Brian looked down. He had not realized he had been in the bath that long. He sighed and lay back. Contemplated the knots and gnarls on his raised feet for a moment. Strange thing, the body. Lived in for a lifetime yet there were parts of it, the back of his head for instance, the middle of his back, his scalp, that he had never really seen except in an unsatisfactory fashion in the mirror. This was, of course, quite apart from all the internal bits. The ridiculousness of self was a thought that had often struck him, as a member of a large family, which in turn had led to the affirmation of self in the smallest and most curious of ways, like his pepper consumption. Even now, Brian could not eat his food unless it was practically concealed beneath a black frost of pepper. He wondered if Teresa, the youngest, still spat into her plate before she began to eat. Quite probably. They had all managed to devise ways to repel nimble, filching fingers from their dinner plates … Feet pounded the stairs, but they ravished the master bedroom. He was safe for a while yet. In the en-suite bathroom, Julia quickly shunted out of her clothes and stepped under the shower. She decided against washing her hair, it was too late. She turned the shower off and grabbed a towel, checking the cabinet above the sink as she dried herself for any last forgotten items. The ladyrazor. And an anti-cellulite cream, brown gunge caked around the stopper, which wouldn’t work now anyway even with a blessing from Rome.
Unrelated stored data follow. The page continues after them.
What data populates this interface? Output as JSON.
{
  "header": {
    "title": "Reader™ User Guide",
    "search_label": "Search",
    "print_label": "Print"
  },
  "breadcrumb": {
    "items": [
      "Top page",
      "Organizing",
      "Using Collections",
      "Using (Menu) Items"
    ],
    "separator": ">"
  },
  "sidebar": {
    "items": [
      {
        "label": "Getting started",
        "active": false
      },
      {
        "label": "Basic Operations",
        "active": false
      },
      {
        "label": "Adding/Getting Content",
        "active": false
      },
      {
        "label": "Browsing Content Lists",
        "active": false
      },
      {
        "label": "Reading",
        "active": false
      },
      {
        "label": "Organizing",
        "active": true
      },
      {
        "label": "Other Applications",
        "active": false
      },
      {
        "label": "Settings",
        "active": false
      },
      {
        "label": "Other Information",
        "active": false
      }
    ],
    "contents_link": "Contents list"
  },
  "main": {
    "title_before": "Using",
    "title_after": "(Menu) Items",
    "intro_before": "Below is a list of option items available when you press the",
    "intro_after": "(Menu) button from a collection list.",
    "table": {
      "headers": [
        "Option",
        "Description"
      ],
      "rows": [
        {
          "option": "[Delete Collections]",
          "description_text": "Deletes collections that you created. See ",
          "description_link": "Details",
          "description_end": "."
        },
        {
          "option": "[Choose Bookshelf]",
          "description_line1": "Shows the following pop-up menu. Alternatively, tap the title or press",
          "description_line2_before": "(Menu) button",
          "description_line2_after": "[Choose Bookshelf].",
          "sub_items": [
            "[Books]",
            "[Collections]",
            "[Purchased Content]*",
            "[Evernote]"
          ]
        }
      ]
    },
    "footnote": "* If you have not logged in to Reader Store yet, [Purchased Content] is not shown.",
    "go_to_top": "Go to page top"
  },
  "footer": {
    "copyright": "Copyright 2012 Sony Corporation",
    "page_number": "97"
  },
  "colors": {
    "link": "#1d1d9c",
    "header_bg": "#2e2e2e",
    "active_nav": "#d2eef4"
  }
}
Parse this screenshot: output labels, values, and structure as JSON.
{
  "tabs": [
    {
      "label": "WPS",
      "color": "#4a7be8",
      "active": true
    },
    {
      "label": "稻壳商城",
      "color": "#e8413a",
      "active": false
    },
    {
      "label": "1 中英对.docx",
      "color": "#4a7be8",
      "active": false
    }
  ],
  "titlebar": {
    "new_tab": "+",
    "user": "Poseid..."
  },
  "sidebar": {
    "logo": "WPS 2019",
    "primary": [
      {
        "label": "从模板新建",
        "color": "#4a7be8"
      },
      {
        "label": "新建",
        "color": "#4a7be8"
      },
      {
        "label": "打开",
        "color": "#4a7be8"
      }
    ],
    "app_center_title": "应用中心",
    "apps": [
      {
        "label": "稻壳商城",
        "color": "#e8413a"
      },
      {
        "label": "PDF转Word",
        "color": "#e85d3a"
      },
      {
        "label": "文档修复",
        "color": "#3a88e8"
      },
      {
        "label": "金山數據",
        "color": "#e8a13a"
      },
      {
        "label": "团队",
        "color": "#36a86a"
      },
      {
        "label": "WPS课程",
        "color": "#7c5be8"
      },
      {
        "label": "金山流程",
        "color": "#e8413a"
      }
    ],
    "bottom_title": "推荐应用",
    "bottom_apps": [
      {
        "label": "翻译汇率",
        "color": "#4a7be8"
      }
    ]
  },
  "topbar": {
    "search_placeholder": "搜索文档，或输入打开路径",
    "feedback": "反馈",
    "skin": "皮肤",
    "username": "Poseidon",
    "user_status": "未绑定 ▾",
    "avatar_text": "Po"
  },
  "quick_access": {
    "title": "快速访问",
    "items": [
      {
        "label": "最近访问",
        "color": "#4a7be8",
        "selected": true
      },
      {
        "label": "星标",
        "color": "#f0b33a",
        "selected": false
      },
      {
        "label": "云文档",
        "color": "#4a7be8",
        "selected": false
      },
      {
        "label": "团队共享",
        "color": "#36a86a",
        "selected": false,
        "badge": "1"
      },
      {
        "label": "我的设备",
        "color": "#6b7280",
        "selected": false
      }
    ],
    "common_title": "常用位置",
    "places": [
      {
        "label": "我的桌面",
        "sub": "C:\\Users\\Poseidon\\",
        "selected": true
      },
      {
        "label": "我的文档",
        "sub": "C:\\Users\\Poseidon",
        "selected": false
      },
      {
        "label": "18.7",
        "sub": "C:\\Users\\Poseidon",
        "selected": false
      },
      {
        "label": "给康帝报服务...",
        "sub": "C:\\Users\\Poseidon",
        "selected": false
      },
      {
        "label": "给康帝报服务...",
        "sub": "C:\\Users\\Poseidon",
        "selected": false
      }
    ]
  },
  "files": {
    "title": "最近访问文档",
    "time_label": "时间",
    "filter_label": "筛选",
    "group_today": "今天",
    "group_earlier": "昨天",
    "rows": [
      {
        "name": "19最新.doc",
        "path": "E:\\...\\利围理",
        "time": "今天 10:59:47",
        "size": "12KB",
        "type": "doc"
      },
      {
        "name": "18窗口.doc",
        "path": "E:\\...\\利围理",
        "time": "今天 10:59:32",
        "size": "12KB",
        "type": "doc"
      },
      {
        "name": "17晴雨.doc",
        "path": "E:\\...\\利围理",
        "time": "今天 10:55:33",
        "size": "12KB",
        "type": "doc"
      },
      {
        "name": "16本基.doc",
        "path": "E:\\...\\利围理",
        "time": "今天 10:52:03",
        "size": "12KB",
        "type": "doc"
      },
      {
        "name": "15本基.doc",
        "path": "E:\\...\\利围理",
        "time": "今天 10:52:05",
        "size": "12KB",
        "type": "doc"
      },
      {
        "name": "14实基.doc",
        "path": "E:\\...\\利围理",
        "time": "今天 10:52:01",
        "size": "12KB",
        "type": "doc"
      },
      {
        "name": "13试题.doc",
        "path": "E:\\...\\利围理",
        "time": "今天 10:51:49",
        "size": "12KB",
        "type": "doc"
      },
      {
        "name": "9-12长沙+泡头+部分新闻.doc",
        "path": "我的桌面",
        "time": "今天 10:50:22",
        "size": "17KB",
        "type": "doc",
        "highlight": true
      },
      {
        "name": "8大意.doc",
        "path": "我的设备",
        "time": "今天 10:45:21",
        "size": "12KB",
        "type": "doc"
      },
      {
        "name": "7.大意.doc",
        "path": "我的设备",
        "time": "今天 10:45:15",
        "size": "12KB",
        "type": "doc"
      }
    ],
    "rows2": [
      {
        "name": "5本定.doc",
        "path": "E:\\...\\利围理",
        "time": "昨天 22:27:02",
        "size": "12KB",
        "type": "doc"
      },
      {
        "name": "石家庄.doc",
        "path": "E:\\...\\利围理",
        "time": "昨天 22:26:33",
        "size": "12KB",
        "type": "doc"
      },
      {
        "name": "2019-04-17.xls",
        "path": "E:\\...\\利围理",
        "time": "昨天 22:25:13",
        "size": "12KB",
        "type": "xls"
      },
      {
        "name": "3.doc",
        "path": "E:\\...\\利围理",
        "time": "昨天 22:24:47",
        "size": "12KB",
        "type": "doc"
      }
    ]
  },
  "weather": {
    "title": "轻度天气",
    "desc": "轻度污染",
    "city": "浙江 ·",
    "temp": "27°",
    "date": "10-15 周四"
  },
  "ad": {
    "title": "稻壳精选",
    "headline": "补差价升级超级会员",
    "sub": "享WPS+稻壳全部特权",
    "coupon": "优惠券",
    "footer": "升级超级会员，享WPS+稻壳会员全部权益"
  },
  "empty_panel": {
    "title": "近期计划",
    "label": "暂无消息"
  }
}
She sucked her stomach in and turned sideways. Her breasts were still full enough, quite large and round with tight compact nipples. In the mirror, the left breast always looked larger but Brian pretended not to notice. She reached for the tweezers and plucked a couple of straying hairs around each nipple, then a couple more above her top lip. She lifted her eyebrows without raising her brow, to see what her eyes looked like without the sagging eyelid flaps. With everything sucked in, pulled up, and her eyes looking slightly surprised, she could see what she was like in her twenties. With a sigh, everything collapsed, thirty-eight again.
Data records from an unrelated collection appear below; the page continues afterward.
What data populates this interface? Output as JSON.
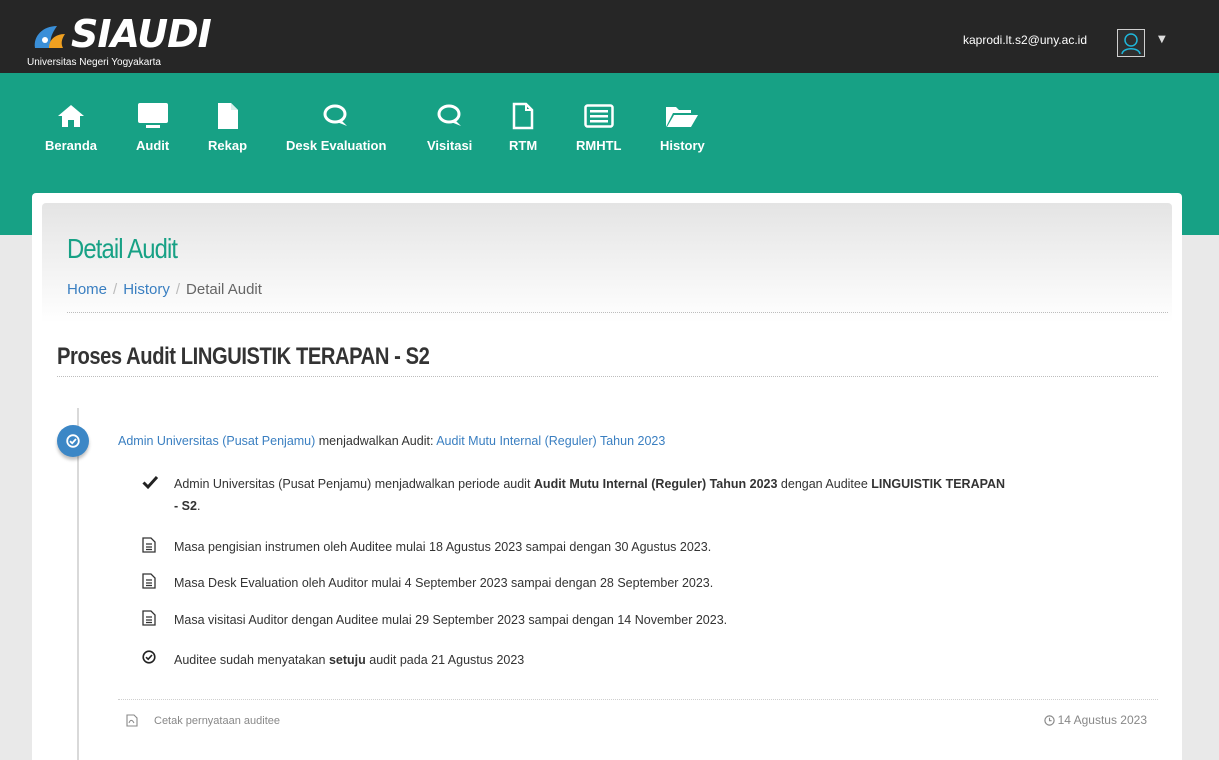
{
  "app": {
    "logo_text": "SIAUDI",
    "logo_subtitle": "Universitas Negeri Yogyakarta",
    "user_email": "kaprodi.lt.s2@uny.ac.id"
  },
  "nav": {
    "items": [
      {
        "label": "Beranda",
        "icon": "home-icon"
      },
      {
        "label": "Audit",
        "icon": "monitor-icon"
      },
      {
        "label": "Rekap",
        "icon": "file-icon"
      },
      {
        "label": "Desk Evaluation",
        "icon": "comment-icon"
      },
      {
        "label": "Visitasi",
        "icon": "comment-icon"
      },
      {
        "label": "RTM",
        "icon": "file-outline-icon"
      },
      {
        "label": "RMHTL",
        "icon": "list-alt-icon"
      },
      {
        "label": "History",
        "icon": "folder-open-icon"
      }
    ]
  },
  "page": {
    "title": "Detail Audit",
    "breadcrumb": {
      "home": "Home",
      "history": "History",
      "current": "Detail Audit"
    },
    "section_title": "Proses Audit LINGUISTIK TERAPAN - S2"
  },
  "timeline": {
    "head": {
      "actor": "Admin Universitas (Pusat Penjamu)",
      "verb": " menjadwalkan Audit: ",
      "audit_link": "Audit Mutu Internal (Reguler) Tahun 2023"
    },
    "rows": {
      "r1": {
        "pre": "Admin Universitas (Pusat Penjamu) menjadwalkan periode audit ",
        "bold1": "Audit Mutu Internal (Reguler) Tahun 2023",
        "mid": " dengan Auditee ",
        "bold2a": "LINGUISTIK TERAPAN",
        "bold2b": "- S2",
        "end": "."
      },
      "r2": "Masa pengisian instrumen oleh Auditee mulai 18 Agustus 2023 sampai dengan 30 Agustus 2023.",
      "r3": "Masa Desk Evaluation oleh Auditor mulai 4 September 2023 sampai dengan 28 September 2023.",
      "r4": "Masa visitasi Auditor dengan Auditee mulai 29 September 2023 sampai dengan 14 November 2023.",
      "r5": {
        "pre": "Auditee sudah menyatakan ",
        "bold": "setuju",
        "end": " audit pada 21 Agustus 2023"
      }
    },
    "footer": {
      "print_label": "Cetak pernyataan auditee",
      "date": "14 Agustus 2023"
    }
  },
  "colors": {
    "accent": "#17a185",
    "topbar": "#262626",
    "link": "#3a7fc1",
    "badge": "#3c87c6"
  }
}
The skin was still good – cream with the odd curdle. Nothing special about the lips – they functioned; by contrast, the cheekbones were high and almost anachronistic. Blue eyes, just on the turn, a dulling around the cornea. Remortgaged blonde bob – a clone in the schoolyard and Sainsbury’s. She thought about Brian resplendent in his bubbles for the past two hours and waited for the little spring of irritation to well up, but it didn’t. Instead, something fell inside her, a weight, a charge, and she felt herself opening. It was strange how that could happen. Most of the time she felt irritated. And then, suddenly, unexpectedly, her cervix would widen and she would feel confused.